Blocked Sewer & Cross Bore Safety

Blocked sewer? Make the call for safety first.

Logo of Ontario One CallUnderground natural gas pipes that were mistakenly installed through sewer or septic pipes are known as cross bores. Left undisturbed, crossbores aren’t an immediate safety risk. However, they can be dangerous as the equipment used to unclog sewer and septic pipes can easily penetrate a natural gas pipe and lead to the dangerous release of natural gas.

To prevent the risk of a gas leak, explosion or fire, call Ontario One Call at 1-800-400-2255.

Before you attempt to clear a blocked sewer or septic pipe outside the walls of your home, or have it cleared by a contractor or a plumber, contact Ontario One Call for a free on-site sewer safety inspection. Then work on your sewer can be completed safely.

Don't mess with a cross bore.

It's important to know what's below before your plumber goes to work with motorized equipment. WATCH AND STAY SAFE

Follow a few simple steps to keep your meter and your meter reader safe. WATCH AND STAY SAFE

Partners in safety

We all play a role in preventing and minimizing the risk of unintended cross bore intersections. We've provided important safety information and tips for residents, contractors and municipalities. Click below to view each page.


What is a utility cross bore?

A utility cross bore is an unintended intersection of an existing underground utility such as a natural gas pipeline or sewer line by a second utility. This happens when utilities are installed using trenchless drilling, also known as boring. The Cross Bore Safety Program deals specifically with the unintended intersection of a sewer line by a natural gas line.
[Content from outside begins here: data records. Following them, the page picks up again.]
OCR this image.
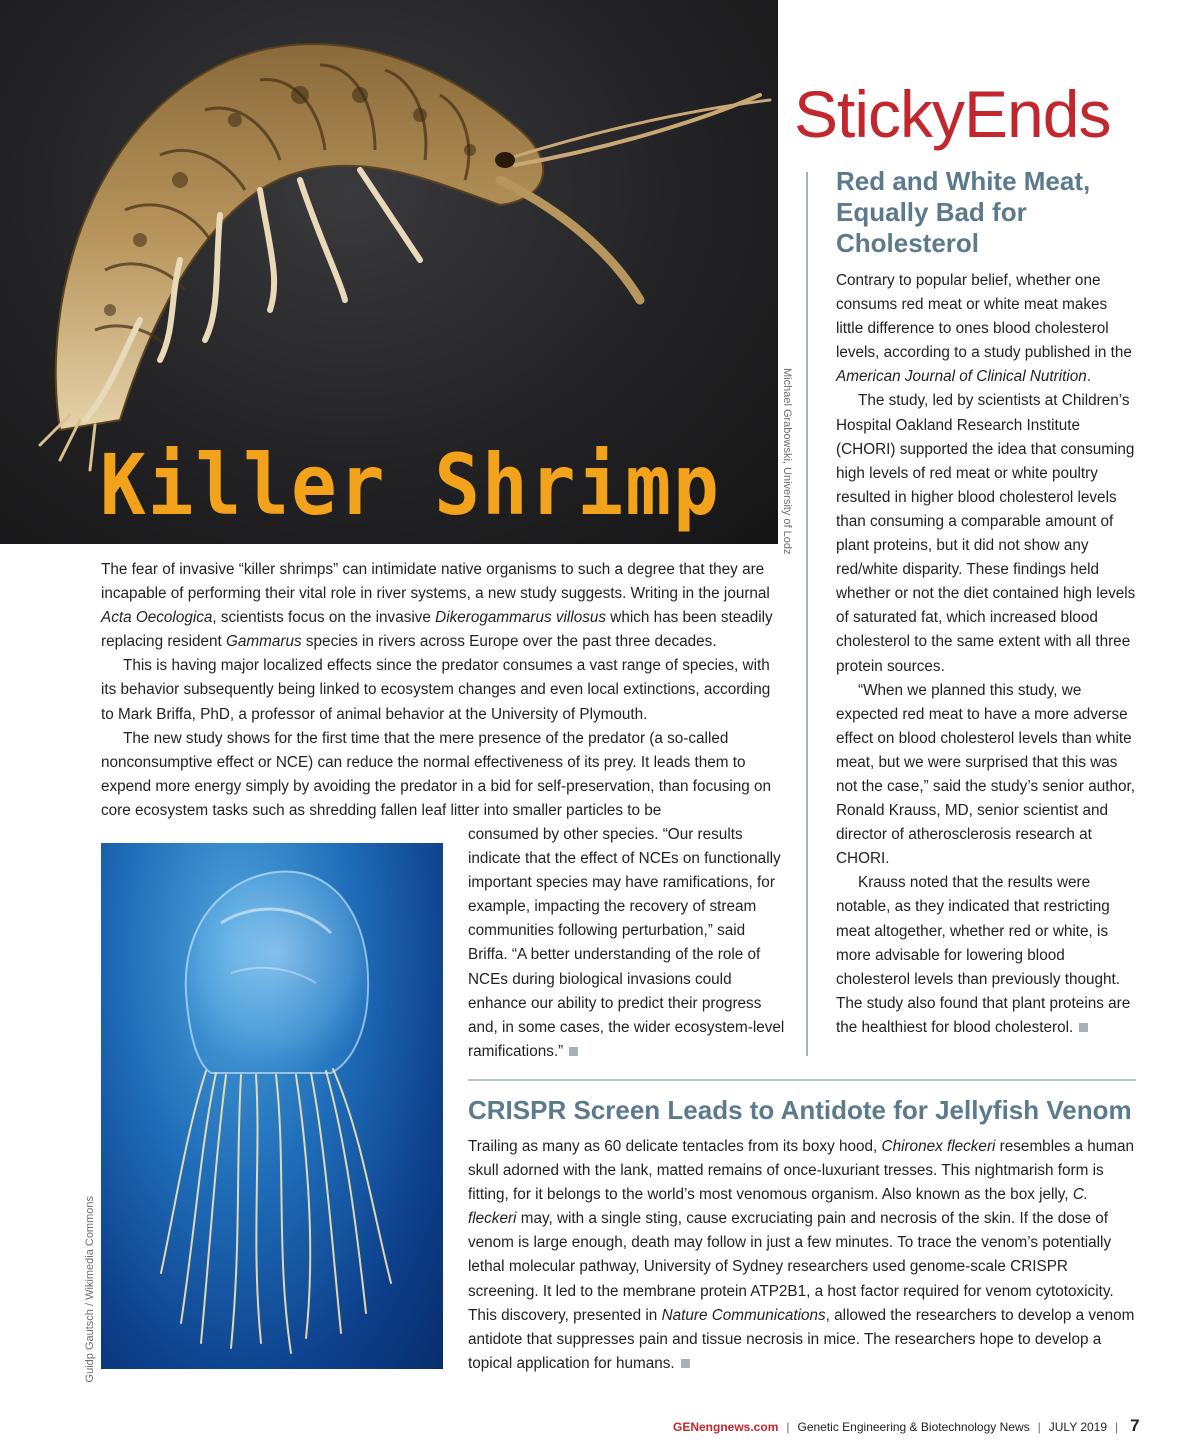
Killer Shrimp	Michael Grabowski, University of Lodz
StickyEnds

The fear of invasive “killer shrimps” can intimidate native organisms to such a degree that they are incapable of performing their vital role in river systems, a new study suggests. Writing in the journal Acta Oecologica, scientists focus on the invasive Dikerogammarus villosus which has been steadily replacing resident Gammarus species in rivers across Europe over the past three decades.

This is having major localized effects since the predator consumes a vast range of species, with its behavior subsequently being linked to ecosystem changes and even local extinctions, according to Mark Briffa, PhD, a professor of animal behavior at the University of Plymouth.

The new study shows for the first time that the mere presence of the predator (a so-called nonconsumptive effect or NCE) can reduce the normal effectiveness of its prey. It leads them to expend more energy simply by avoiding the predator in a bid for self-preservation, than focusing on core ecosystem tasks such as shredding fallen leaf litter into smaller particles to be

consumed by other species. “Our results indicate that the effect of NCEs on functionally important species may have ramifications, for example, impacting the recovery of stream communities following perturbation,” said Briffa. “A better understanding of the role of NCEs during biological invasions could enhance our ability to predict their progress and, in some cases, the wider ecosystem-level ramifications.”

Guidp Gautsch / Wikimedia Commons
Red and White Meat, Equally Bad for Cholesterol

Contrary to popular belief, whether one consums red meat or white meat makes little difference to ones blood cholesterol levels, according to a study published in the American Journal of Clinical Nutrition.

The study, led by scientists at Children’s Hospital Oakland Research Institute (CHORI) supported the idea that consuming high levels of red meat or white poultry resulted in higher blood cholesterol levels than consuming a comparable amount of plant proteins, but it did not show any red/white disparity. These findings held whether or not the diet contained high levels of saturated fat, which increased blood cholesterol to the same extent with all three protein sources.

“When we planned this study, we expected red meat to have a more adverse effect on blood cholesterol levels than white meat, but we were surprised that this was not the case,” said the study’s senior author, Ronald Krauss, MD, senior scientist and director of atherosclerosis research at CHORI.

Krauss noted that the results were notable, as they indicated that restricting meat altogether, whether red or white, is more advisable for lowering blood cholesterol levels than previously thought. The study also found that plant proteins are the healthiest for blood cholesterol.

CRISPR Screen Leads to Antidote for Jellyfish Venom

Trailing as many as 60 delicate tentacles from its boxy hood, Chironex fleckeri resembles a human skull adorned with the lank, matted remains of once-luxuriant tresses. This nightmarish form is fitting, for it belongs to the world’s most venomous organism. Also known as the box jelly, C. fleckeri may, with a single sting, cause excruciating pain and necrosis of the skin. If the dose of venom is large enough, death may follow in just a few minutes. To trace the venom’s potentially lethal molecular pathway, University of Sydney researchers used genome-scale CRISPR screening. It led to the membrane protein ATP2B1, a host factor required for venom cytotoxicity. This discovery, presented in Nature Communications, allowed the researchers to develop a venom antidote that suppresses pain and tissue necrosis in mice. The researchers hope to develop a topical application for humans.

GENengnews.com | Genetic Engineering & Biotechnology News | JULY 2019 | 7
Is this a significant problem?

Instances of natural gas lines intersecting sewer lines are rare but they have been found in our service area. Left undisturbed they do not pose an immediate safety risk, although they may cause a sewer blockage. However if the gas line is damaged through sewer cleaning activity, the natural gas may enter the sewer line and pose an immediate safety risk. Although there have been no serious incidents in Canada there have been over 20 in the United States.

Why do they happen?

Like many natural gas distribution utilities, we often uses trenchless technologies to install underground pipelines. Trenchless installation is very effective in established areas as it all but eliminates the disturbance to roads, environmentally sensitive areas, driveways, gardens and lawns, as well as the roots of large trees, that occurs when digging an open trench.
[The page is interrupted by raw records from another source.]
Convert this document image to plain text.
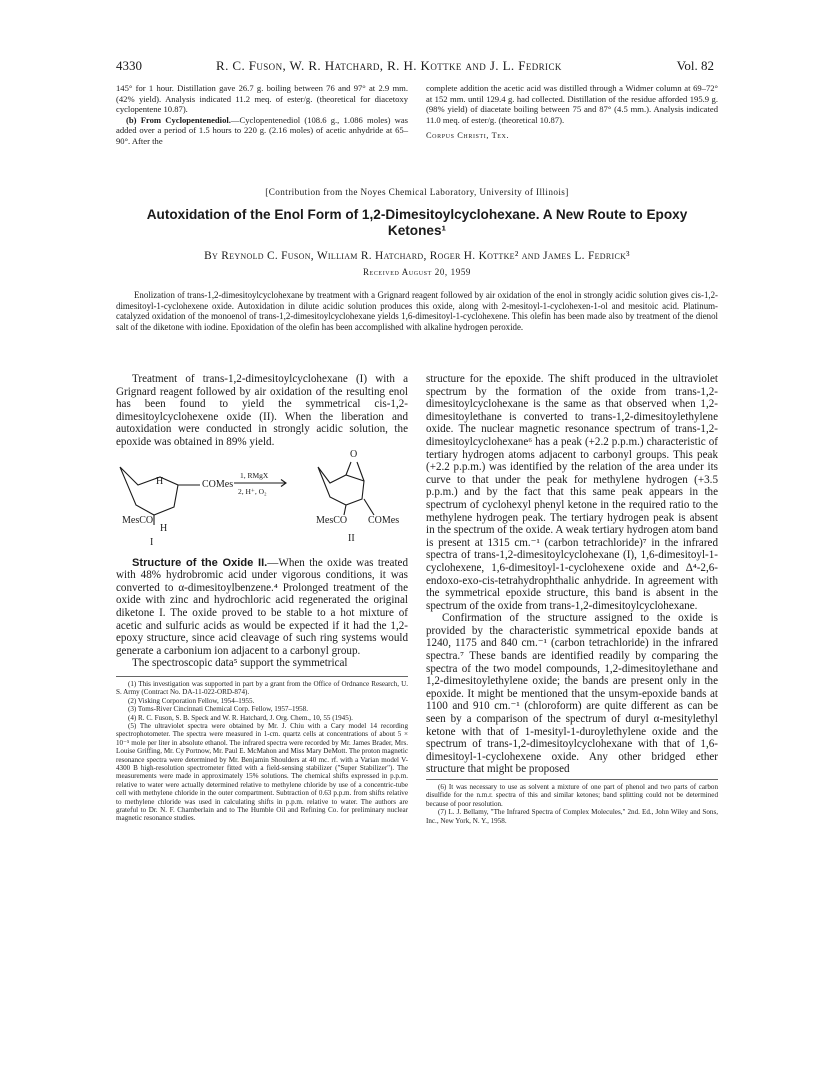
4330	R. C. Fuson, W. R. Hatchard, R. H. Kottke and J. L. Fedrick	Vol. 82

145° for 1 hour. Distillation gave 26.7 g. boiling between 76 and 97° at 2.9 mm. (42% yield). Analysis indicated 11.2 meq. of ester/g. (theoretical for diacetoxy cyclopentene 10.87).

(b) From Cyclopentenediol.—Cyclopentenediol (108.6 g., 1.086 moles) was added over a period of 1.5 hours to 220 g. (2.16 moles) of acetic anhydride at 65–90°. After the

complete addition the acetic acid was distilled through a Widmer column at 69–72° at 152 mm. until 129.4 g. had collected. Distillation of the residue afforded 195.9 g. (98% yield) of diacetate boiling between 75 and 87° (4.5 mm.). Analysis indicated 11.0 meq. of ester/g. (theoretical 10.87).

Corpus Christi, Tex.

[Contribution from the Noyes Chemical Laboratory, University of Illinois]
Autoxidation of the Enol Form of 1,2-Dimesitoylcyclohexane. A New Route to Epoxy Ketones¹
By Reynold C. Fuson, William R. Hatchard, Roger H. Kottke² and James L. Fedrick³
Received August 20, 1959

Enolization of trans-1,2-dimesitoylcyclohexane by treatment with a Grignard reagent followed by air oxidation of the enol in strongly acidic solution gives cis-1,2-dimesitoyl-1-cyclohexene oxide. Autoxidation in dilute acidic solution produces this oxide, along with 2-mesitoyl-1-cyclohexen-1-ol and mesitoic acid. Platinum-catalyzed oxidation of the monoenol of trans-1,2-dimesitoylcyclohexane yields 1,6-dimesitoyl-1-cyclohexene. This olefin has been made also by treatment of the dienol salt of the diketone with iodine. Epoxidation of the olefin has been accomplished with alkaline hydrogen peroxide.

Treatment of trans-1,2-dimesitoylcyclohexane (I) with a Grignard reagent followed by air oxidation of the resulting enol has been found to yield the symmetrical cis-1,2-dimesitoylcyclohexene oxide (II). When the liberation and autoxidation were conducted in strongly acidic solution, the epoxide was obtained in 89% yield.

H	COMes
MesCO
H
I
1, RMgX
2, H⁺, O₂
O
MesCO COMes
II

Structure of the Oxide II.—When the oxide was treated with 48% hydrobromic acid under vigorous conditions, it was converted to α-dimesitoylbenzene.⁴ Prolonged treatment of the oxide with zinc and hydrochloric acid regenerated the original diketone I. The oxide proved to be stable to a hot mixture of acetic and sulfuric acids as would be expected if it had the 1,2-epoxy structure, since acid cleavage of such ring systems would generate a carbonium ion adjacent to a carbonyl group.

The spectroscopic data⁵ support the symmetrical

(1) This investigation was supported in part by a grant from the Office of Ordnance Research, U. S. Army (Contract No. DA-11-022-ORD-874).

(2) Visking Corporation Fellow, 1954–1955.

(3) Toms-River Cincinnati Chemical Corp. Fellow, 1957–1958.

(4) R. C. Fuson, S. B. Speck and W. R. Hatchard, J. Org. Chem., 10, 55 (1945).

(5) The ultraviolet spectra were obtained by Mr. J. Chiu with a Cary model 14 recording spectrophotometer. The spectra were measured in 1-cm. quartz cells at concentrations of about 5 × 10⁻⁵ mole per liter in absolute ethanol. The infrared spectra were recorded by Mr. James Brader, Mrs. Louise Griffing, Mr. Cy Portnow, Mr. Paul E. McMahon and Miss Mary DeMott. The proton magnetic resonance spectra were determined by Mr. Benjamin Shoulders at 40 mc. rf. with a Varian model V-4300 B high-resolution spectrometer fitted with a field-sensing stabilizer ("Super Stabilizer"). The measurements were made in approximately 15% solutions. The chemical shifts expressed in p.p.m. relative to water were actually determined relative to methylene chloride by use of a concentric-tube cell with methylene chloride in the outer compartment. Subtraction of 0.63 p.p.m. from shifts relative to methylene chloride was used in calculating shifts in p.p.m. relative to water. The authors are grateful to Dr. N. F. Chamberlain and to The Humble Oil and Refining Co. for preliminary nuclear magnetic resonance studies.

structure for the epoxide. The shift produced in the ultraviolet spectrum by the formation of the oxide from trans-1,2-dimesitoylcyclohexane is the same as that observed when 1,2-dimesitoylethane is converted to trans-1,2-dimesitoylethylene oxide. The nuclear magnetic resonance spectrum of trans-1,2-dimesitoylcyclohexane⁶ has a peak (+2.2 p.p.m.) characteristic of tertiary hydrogen atoms adjacent to carbonyl groups. This peak (+2.2 p.p.m.) was identified by the relation of the area under its curve to that under the peak for methylene hydrogen (+3.5 p.p.m.) and by the fact that this same peak appears in the spectrum of cyclohexyl phenyl ketone in the required ratio to the methylene hydrogen peak. The tertiary hydrogen peak is absent in the spectrum of the oxide. A weak tertiary hydrogen atom band is present at 1315 cm.⁻¹ (carbon tetrachloride)⁷ in the infrared spectra of trans-1,2-dimesitoylcyclohexane (I), 1,6-dimesitoyl-1-cyclohexene, 1,6-dimesitoyl-1-cyclohexene oxide and Δ⁴-2,6-endoxo-exo-cis-tetrahydrophthalic anhydride. In agreement with the symmetrical epoxide structure, this band is absent in the spectrum of the oxide from trans-1,2-dimesitoylcyclohexane.

Confirmation of the structure assigned to the oxide is provided by the characteristic symmetrical epoxide bands at 1240, 1175 and 840 cm.⁻¹ (carbon tetrachloride) in the infrared spectra.⁷ These bands are identified readily by comparing the spectra of the two model compounds, 1,2-dimesitoylethane and 1,2-dimesitoylethylene oxide; the bands are present only in the epoxide. It might be mentioned that the unsym-epoxide bands at 1100 and 910 cm.⁻¹ (chloroform) are quite different as can be seen by a comparison of the spectrum of duryl α-mesitylethyl ketone with that of 1-mesityl-1-duroylethylene oxide and the spectrum of trans-1,2-dimesitoylcyclohexane with that of 1,6-dimesitoyl-1-cyclohexene oxide. Any other bridged ether structure that might be proposed

(6) It was necessary to use as solvent a mixture of one part of phenol and two parts of carbon disulfide for the n.m.r. spectra of this and similar ketones; band splitting could not be determined because of poor resolution.

(7) L. J. Bellamy, "The Infrared Spectra of Complex Molecules," 2nd. Ed., John Wiley and Sons, Inc., New York, N. Y., 1958.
But because the trenchless drilling machine operator can't actually see the head of the boring equipment during tunnelling, they rely heavily on accurate "locates" to show them the location of other existing underground utilities. Unlike other types of underground utilities, sewers are traditionally difficult to locate. They are made of non-metallic materials and are installed without any other type of aid to allow them to be located from above ground. Sewers can also be very old, records can be incomplete and "ownership" of the sewer infrastructure usually changes from the municipality to the property owner at some point between the sewer main and the building. In addition, if for some reason either the gas line or the sewer line was installed at an unusual depth and the sewer line could not be accurately located, a conflict can occur.

How do I make sure my sewer is safe?

The most important thing you can do is call Ontario One Call at 1-800-400-2255 and request a free sewer safety inspection before using mechanical or high-pressure water jetting equipment to try to clear a blockage beyond the walls of the building. A blocked sewer can be a stressful situation and you'll want it resolved fast. That's why these inspections are treated as emergency calls with a goal of resolving the issue as quickly as possible. Your safety is the number one goal.

Switching to natural gas? Enbridge Gas or one of our construction partners will visit you to determine where existing utilities are already installed on your property. Please make sure they are provided with prompt and accurate information.

You may also be contacted by Enbridge Gas or one of our construction partners when a new construction or a gas line replacement project is being planned for your neighbourhood. Again, please provide them with the most accurate information possible so a cross bore on your property can be avoided.